Lyft shares surge on Nasdaq debut

April 01, 2019 09:25
Lyft's strong debut bodes well for the upcoming listings of Uber and other technology firms in the United States. Photo: Reuters

Lyft shares soared as much as 23 percent in their market debut on Friday, signaling strong investor interest in the ride-hailing startup that bodes well for the upcoming listing of larger rival Uber.

The stock opened at US$87.24 but later pared gains to close up 8.7 percent at US$78.29, giving Lyft a market capitalization of around US$22.2 billion, Reuters reports.

On Thursday, Lyft priced 32.5 million shares, slightly more than it was offering originally, at US$72, the top of its already elevated US$70-$72 per share target range, raising US$2.34 billion in its IPO.

Lyft’s offering ended up 20 times oversubscribed, similar to other high-profile IPOs, with more than 500 orders from institutional investors such as mutual funds, according to Reuters sources.

Public market investors, keen on Lyft’s revenue growth and after enduring a long stretch with few IPOs from highly valued tech companies, piled into the offering.

The IPO success came despite Lyft’s steep loses, criticism of its dual-class share structure, and some concerns over its strategy for autonomous driving and new laws aimed at lifting driver pay.

Lyft, as of December, had 39 percent market share in the US, up from 35 percent early last year.

But the firm's loss widened to US$911 million last year from US$688 million in 2017, even though revenue doubled to US$2.16 billion.

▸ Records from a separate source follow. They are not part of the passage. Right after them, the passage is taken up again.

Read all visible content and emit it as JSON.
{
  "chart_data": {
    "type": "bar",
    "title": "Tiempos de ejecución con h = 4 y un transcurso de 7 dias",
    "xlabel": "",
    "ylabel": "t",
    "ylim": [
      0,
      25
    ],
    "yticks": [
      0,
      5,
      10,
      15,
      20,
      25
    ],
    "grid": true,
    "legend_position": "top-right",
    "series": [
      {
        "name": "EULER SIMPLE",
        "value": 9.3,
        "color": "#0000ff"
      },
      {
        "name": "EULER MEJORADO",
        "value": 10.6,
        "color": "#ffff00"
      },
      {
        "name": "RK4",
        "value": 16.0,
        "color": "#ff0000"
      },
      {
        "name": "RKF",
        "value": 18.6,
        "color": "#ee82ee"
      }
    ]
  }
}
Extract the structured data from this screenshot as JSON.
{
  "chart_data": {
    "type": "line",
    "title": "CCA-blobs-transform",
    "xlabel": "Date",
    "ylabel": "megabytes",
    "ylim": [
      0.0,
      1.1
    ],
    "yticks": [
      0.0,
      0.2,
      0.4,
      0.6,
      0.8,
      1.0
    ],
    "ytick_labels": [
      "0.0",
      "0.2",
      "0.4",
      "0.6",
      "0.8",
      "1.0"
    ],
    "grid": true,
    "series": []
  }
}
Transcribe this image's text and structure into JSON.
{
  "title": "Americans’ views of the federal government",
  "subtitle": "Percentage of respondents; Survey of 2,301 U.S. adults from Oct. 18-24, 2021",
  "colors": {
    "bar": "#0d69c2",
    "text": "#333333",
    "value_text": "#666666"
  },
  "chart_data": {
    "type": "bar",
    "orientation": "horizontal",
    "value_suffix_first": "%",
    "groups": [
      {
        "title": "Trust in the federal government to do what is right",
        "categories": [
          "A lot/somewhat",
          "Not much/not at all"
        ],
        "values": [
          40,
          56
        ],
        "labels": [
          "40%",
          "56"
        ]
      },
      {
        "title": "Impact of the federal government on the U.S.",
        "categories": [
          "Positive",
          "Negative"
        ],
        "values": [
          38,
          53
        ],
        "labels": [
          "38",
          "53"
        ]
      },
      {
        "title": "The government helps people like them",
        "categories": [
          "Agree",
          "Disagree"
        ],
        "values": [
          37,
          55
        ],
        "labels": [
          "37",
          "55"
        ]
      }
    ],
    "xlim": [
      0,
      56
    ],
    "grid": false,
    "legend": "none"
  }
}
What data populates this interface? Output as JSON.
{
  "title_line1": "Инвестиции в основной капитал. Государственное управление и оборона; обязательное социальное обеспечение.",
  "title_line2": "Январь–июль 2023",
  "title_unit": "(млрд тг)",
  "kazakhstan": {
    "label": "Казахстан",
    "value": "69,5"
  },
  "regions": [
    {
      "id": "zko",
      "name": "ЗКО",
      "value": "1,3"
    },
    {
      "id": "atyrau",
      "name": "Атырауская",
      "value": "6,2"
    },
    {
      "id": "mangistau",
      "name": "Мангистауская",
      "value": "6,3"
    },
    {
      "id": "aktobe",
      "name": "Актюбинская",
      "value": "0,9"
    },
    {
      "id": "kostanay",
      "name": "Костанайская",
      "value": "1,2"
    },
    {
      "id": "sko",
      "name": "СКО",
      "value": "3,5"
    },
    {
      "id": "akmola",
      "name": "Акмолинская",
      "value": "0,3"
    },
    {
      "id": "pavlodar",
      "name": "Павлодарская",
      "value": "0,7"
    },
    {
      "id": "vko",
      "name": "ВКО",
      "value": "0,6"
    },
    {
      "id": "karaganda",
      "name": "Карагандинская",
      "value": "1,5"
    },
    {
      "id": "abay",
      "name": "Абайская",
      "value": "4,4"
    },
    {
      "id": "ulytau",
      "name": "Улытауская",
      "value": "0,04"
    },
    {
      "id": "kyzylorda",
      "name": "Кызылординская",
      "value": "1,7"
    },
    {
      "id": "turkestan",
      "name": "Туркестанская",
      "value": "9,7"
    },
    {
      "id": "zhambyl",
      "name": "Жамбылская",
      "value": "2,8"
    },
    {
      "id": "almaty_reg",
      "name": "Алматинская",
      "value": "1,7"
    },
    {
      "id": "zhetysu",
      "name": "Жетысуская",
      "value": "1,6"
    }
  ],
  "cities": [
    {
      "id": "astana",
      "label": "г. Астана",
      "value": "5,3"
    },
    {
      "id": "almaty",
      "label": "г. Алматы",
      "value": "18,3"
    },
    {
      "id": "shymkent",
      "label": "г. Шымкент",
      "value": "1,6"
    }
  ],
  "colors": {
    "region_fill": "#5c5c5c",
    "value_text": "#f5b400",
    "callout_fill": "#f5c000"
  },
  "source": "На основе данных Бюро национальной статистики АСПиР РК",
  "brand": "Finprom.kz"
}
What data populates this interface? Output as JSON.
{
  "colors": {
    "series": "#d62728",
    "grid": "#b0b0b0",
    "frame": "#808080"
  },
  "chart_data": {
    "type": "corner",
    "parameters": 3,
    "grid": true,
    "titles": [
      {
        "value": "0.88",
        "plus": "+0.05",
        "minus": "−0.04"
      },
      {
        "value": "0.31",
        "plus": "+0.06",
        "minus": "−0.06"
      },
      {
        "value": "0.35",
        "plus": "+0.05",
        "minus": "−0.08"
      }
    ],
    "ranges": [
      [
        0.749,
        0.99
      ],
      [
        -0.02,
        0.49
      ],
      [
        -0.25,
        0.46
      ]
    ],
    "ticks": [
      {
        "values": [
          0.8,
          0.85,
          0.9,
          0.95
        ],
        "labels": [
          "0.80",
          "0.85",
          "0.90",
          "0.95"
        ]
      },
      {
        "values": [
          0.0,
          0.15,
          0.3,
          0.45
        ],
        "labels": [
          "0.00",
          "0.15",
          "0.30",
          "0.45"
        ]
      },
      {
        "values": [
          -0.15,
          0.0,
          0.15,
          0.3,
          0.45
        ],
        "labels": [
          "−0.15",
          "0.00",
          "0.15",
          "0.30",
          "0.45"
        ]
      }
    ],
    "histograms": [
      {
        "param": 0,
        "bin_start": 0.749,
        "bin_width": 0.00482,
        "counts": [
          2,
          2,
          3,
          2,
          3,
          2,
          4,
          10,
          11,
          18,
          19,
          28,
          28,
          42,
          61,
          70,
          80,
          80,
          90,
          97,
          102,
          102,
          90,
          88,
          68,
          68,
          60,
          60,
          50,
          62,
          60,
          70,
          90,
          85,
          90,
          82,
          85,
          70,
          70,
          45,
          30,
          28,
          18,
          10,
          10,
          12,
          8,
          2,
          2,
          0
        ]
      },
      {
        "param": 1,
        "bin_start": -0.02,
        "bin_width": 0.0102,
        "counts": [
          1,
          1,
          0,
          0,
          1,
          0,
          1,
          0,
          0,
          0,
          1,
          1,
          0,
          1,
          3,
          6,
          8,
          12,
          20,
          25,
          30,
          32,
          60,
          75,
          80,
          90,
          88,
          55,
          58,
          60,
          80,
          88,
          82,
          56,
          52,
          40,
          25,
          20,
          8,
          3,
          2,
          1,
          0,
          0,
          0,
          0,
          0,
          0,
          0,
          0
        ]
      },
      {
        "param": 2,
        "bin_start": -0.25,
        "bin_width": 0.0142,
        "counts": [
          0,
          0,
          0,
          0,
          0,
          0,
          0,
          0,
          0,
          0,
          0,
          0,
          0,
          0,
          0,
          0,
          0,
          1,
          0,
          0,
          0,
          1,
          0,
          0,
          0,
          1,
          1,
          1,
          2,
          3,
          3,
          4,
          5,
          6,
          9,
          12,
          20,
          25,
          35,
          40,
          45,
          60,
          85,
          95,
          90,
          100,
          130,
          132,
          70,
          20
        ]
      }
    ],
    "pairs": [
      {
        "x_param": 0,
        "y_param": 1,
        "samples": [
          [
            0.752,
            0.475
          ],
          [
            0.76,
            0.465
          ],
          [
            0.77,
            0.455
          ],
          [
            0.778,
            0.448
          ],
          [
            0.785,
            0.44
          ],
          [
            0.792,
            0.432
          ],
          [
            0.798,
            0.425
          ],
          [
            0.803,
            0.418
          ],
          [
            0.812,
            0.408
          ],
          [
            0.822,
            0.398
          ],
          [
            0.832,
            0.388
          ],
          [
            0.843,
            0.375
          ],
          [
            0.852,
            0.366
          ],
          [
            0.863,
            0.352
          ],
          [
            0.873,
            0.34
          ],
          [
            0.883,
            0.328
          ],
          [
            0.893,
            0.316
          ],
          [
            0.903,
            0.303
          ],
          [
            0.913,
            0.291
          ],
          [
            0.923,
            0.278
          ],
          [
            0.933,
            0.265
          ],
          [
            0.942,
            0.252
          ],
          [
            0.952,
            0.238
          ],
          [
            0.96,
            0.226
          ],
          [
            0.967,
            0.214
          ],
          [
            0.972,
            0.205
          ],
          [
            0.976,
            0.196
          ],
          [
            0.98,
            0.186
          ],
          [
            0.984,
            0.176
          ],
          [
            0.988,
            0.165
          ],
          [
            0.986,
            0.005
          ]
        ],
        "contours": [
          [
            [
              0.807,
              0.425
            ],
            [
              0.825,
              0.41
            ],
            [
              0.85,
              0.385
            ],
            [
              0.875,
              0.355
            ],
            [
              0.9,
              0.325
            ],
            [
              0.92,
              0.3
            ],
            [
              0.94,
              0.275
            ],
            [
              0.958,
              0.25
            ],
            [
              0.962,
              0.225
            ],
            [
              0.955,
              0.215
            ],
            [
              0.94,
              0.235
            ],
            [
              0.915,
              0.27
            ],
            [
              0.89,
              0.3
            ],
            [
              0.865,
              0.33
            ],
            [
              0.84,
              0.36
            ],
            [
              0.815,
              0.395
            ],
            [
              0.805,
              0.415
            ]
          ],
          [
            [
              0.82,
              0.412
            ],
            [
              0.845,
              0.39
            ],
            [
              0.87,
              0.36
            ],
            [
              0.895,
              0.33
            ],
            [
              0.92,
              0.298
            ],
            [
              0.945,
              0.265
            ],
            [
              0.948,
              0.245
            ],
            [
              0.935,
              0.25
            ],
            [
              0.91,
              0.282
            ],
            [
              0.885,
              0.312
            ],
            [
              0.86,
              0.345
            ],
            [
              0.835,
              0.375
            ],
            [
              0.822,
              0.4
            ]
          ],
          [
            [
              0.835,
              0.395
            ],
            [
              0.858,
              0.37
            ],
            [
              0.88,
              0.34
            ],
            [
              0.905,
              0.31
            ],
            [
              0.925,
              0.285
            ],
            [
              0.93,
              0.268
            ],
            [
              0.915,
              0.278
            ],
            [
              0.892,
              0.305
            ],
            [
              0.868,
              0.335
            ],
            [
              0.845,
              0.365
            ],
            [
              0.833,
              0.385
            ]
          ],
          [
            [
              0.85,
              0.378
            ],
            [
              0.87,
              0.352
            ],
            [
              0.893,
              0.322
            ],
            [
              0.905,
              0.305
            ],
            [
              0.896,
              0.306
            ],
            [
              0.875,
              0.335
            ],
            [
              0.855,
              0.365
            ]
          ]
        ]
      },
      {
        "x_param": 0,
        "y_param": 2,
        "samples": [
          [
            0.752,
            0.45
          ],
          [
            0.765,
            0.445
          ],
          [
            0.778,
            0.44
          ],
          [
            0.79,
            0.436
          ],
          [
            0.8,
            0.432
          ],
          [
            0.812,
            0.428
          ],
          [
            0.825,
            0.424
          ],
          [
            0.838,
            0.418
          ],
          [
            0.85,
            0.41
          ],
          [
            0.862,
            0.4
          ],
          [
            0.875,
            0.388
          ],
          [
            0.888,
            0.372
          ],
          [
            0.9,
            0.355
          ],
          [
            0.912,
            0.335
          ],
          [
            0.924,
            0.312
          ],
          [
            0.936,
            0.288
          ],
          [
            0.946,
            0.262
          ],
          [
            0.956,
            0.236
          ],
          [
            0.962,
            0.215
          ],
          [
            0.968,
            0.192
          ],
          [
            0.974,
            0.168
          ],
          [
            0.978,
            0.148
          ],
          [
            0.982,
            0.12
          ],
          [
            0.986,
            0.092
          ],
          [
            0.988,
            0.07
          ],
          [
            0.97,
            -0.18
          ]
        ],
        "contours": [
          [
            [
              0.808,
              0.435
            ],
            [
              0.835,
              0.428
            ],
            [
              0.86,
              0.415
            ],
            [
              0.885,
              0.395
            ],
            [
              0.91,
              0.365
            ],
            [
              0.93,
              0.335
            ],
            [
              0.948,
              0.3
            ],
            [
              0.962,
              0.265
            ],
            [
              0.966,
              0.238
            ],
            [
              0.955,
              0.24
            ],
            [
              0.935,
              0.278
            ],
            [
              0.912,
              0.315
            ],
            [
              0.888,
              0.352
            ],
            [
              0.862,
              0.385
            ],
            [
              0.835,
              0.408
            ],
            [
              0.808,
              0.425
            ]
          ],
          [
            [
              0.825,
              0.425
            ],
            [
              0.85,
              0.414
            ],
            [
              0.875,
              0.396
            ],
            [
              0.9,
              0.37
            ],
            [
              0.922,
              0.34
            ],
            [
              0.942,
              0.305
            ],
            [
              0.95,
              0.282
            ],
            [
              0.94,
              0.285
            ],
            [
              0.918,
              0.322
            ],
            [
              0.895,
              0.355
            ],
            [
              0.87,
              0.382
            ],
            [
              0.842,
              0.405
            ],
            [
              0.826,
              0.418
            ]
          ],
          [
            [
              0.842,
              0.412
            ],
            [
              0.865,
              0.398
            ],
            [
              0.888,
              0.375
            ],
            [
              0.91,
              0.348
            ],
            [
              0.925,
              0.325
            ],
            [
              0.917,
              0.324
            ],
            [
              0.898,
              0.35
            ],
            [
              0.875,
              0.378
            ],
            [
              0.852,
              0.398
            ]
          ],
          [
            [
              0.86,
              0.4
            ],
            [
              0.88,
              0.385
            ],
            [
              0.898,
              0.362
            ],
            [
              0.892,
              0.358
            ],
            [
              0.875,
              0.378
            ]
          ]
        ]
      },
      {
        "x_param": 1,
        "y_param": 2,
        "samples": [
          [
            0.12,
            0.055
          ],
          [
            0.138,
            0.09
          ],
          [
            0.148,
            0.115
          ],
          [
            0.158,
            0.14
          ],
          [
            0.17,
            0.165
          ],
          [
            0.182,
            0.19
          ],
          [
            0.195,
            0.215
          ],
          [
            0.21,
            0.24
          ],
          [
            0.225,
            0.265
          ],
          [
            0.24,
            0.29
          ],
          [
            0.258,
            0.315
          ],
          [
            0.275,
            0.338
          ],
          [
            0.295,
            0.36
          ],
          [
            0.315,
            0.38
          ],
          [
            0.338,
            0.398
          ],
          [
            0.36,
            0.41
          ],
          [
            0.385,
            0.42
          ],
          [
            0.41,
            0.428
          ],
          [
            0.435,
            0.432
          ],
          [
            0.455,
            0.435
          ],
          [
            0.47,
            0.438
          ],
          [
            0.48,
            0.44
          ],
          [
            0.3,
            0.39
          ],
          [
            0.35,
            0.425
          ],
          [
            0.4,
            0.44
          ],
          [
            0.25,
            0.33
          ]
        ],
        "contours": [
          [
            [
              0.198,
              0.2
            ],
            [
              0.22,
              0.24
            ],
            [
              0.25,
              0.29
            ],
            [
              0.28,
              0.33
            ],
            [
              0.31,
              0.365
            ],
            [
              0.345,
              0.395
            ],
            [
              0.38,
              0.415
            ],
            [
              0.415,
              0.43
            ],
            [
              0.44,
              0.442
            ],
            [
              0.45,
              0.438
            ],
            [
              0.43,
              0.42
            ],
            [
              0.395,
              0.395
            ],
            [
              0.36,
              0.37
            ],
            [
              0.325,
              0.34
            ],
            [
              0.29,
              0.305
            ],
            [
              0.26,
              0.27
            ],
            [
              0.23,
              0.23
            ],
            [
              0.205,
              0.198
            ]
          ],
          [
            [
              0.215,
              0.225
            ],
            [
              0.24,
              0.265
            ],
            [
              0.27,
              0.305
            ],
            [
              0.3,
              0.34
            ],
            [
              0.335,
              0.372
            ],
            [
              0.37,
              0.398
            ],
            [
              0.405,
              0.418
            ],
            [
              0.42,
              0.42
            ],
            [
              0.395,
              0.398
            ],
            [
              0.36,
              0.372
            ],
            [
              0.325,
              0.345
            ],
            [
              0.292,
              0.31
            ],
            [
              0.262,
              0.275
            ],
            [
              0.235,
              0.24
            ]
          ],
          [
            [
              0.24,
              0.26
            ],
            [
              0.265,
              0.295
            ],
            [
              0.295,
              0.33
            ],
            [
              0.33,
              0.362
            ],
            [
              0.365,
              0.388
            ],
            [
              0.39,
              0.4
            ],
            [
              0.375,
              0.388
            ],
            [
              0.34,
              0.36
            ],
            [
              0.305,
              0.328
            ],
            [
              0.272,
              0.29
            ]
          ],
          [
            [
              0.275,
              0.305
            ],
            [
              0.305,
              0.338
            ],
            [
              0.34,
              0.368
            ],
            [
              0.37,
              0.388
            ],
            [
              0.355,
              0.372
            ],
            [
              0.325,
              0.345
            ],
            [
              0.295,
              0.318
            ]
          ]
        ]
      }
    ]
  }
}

The company has not laid out a timeline for when it will turn a profit.

Uber, which is also loss-making, would be valued at about US$128 billion at its IPO if awarded the same multiple as Lyft. Uber is planning to launch its IPO in April, sources told Reuters earlier.

Some of the companies’ losses come from subsidizing rides, a tactic to attract riders with discounts.

Lyft's IPO, which is the year’s biggest thus far, sets the stage for other Silicon Valley unicorns seeking to debut in the stock market this year, including Pinterest, Postmates and Slack.

Lyft Chairman Sean Aggarwal said on Friday that the company will continue to prioritize North American growth over international expansion after completing its IPO.

Uber is in more than 70 countries, although it has consolidated certain overseas markets, while Lyft has stuck to the US and Canada.

“Sticking with that playbook of owning this market (North America) and expanding in this market is how we get to deliver to our public shareholders and the long-term expectations that we set,” Aggarwal said on the sidelines of Lyft’s IPO celebration Friday.

Lyft has explored expanding its service to Australia and Mexico, sources previously told Reuters.

Aggarwal also said the firm's co-founders and top executives worked in recent weeks to make investors comfortable with Lyft’s dual-class share structure, which has faced criticism from some investors and corporate governance advocates.